Das Handelsblatt berichtet über Expansionspläne der Sparte DHL eCommerce Solutions. Die Überschrift des Artikels suggeriert ambitionierte Pläne für die USA, aber in Wirklichkeit übergibt DHL alle eCommerce-Sendungen auf der letzten Meile an die amerikanische Post USPS. "Wir haben absolut keinen Plan, wieder ein eigenes Netzwerk [in den USA] aufzubauen", sagt DHL-Vorstandsmitglied Pablo Ciano zum Handelsblatt.
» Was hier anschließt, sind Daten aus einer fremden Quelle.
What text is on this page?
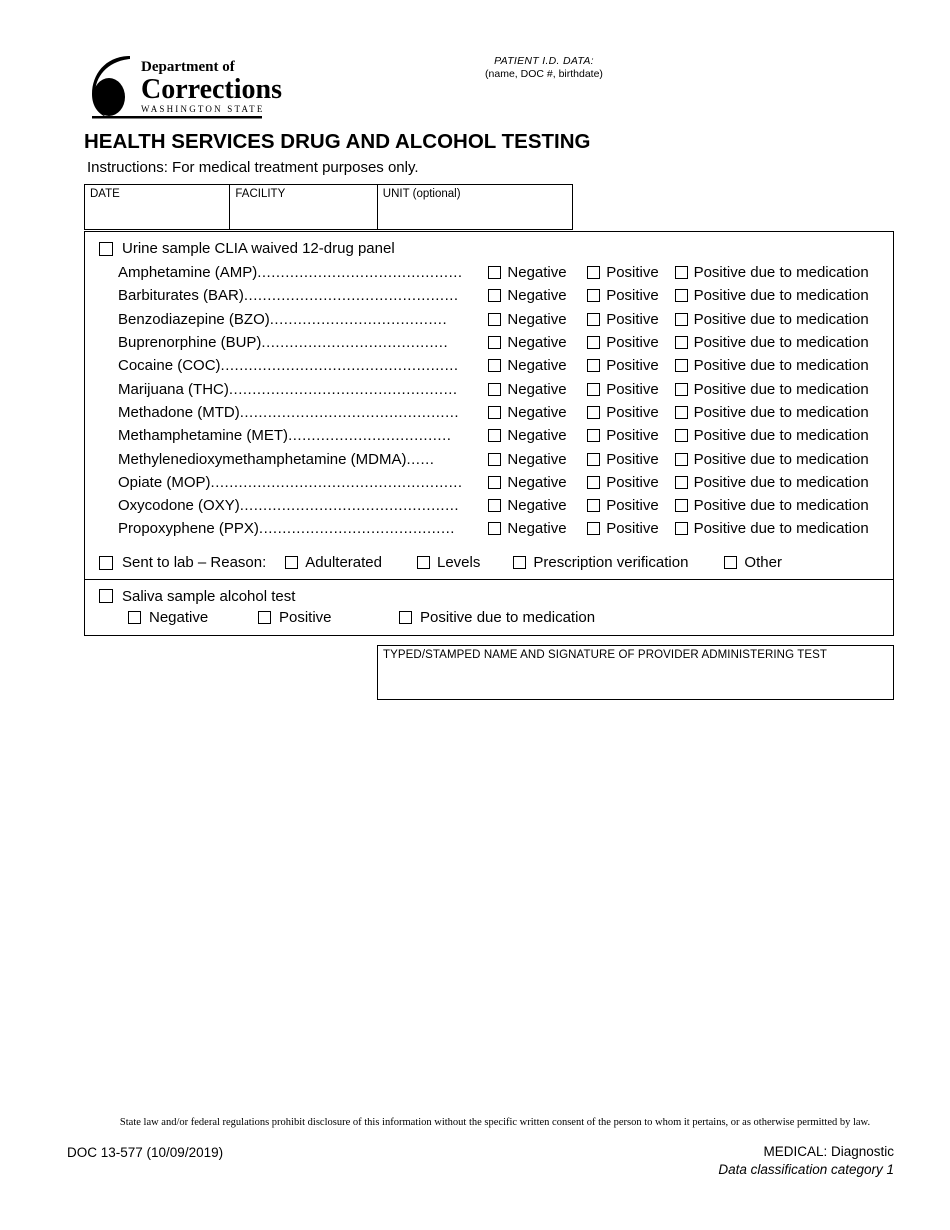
Department of
Corrections
WASHINGTON STATE
PATIENT I.D. DATA:
(name, DOC #, birthdate)
HEALTH SERVICES DRUG AND ALCOHOL TESTING
Instructions: For medical treatment purposes only.
DATE	FACILITY	UNIT (optional)
Urine sample CLIA waived 12-drug panel
Amphetamine (AMP)............................................	Negative	Positive Positive due to medication
Barbiturates (BAR)..............................................	Negative	Positive Positive due to medication
Benzodiazepine (BZO)......................................	Negative	Positive Positive due to medication
Buprenorphine (BUP)........................................	Negative	Positive Positive due to medication
Cocaine (COC)...................................................	Negative	Positive Positive due to medication
Marijuana (THC).................................................	Negative	Positive Positive due to medication
Methadone (MTD)...............................................	Negative	Positive Positive due to medication
Methamphetamine (MET)...................................	Negative	Positive Positive due to medication
Methylenedioxymethamphetamine (MDMA)......	Negative	Positive Positive due to medication
Opiate (MOP)......................................................	Negative	Positive Positive due to medication
Oxycodone (OXY)...............................................	Negative	Positive Positive due to medication
Propoxyphene (PPX)..........................................	Negative	Positive Positive due to medication
Sent to lab – Reason:	Adulterated	Levels	Prescription verification	Other
Saliva sample alcohol test
Negative	Positive	Positive due to medication
TYPED/STAMPED NAME AND SIGNATURE OF PROVIDER ADMINISTERING TEST
State law and/or federal regulations prohibit disclosure of this information without the specific written consent of the person to whom it pertains, or as otherwise permitted by law.
DOC 13-577 (10/09/2019)	MEDICAL: Diagnostic
Data classification category 1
Ciano erklärt, dass sich ein ein inländisches Paketnetz "erst ab einem Marktanteil von 15 bis 20 Prozent" rechnet. In den Niederlanden gelinge das vorbildlich, denn DHL verfügt dort über 40 Prozent Marktanteil. In Großbritannien ist DHL hingegen nur auf Platz 5 des Paketmarktes (nach Royal Mail, Amazon, Evri und UPS).

Laut Handelsblatt sei DHL grundsätzlich offen, Konkurrenten in UK zu kaufen. Man würde bei potenziellen Übernahmekandidaten "Kriterien wie strategische Eignung, wirtschaftliche Rentabilität und Integrationsaufwand" prüfen.

Ciano sagt nicht, welche Unternehmen DHL gern kaufen würde, doch das Handelsblatt stellt eine wilde Spekulation in den Raum: Sollte Royal Mail (bzw. die neue Holdinggesellschaft IDS, International Distributions Services) die Brief- und Paketsparte voneinander trennen, könnte die gewinnbringende Paketsparte verkauft werden (Paketda berichtete). Die Paketsparte läuft in UK unter der Marke Parcelforce und international unter GLS.

Durch eine Übernahme der IDS-Paketsparte würde DHL in Großbritannien "mit einem Schlag zum Marktführer aufsteigen", so das Handelsblatt. Aufgrund der starken Position von DHL in Deutschland scheint es jedoch ausgeschlossen, dass DHL auch das GLS-Deutschlandgeschäft erwerben dürfte. Hierfür müsste ein anderer Käufer gefunden werden.

Aber vorerst sind dies ohnehin nur Spekulationen, denen keine zu hohe Bedeutung beigemessen werden sollte.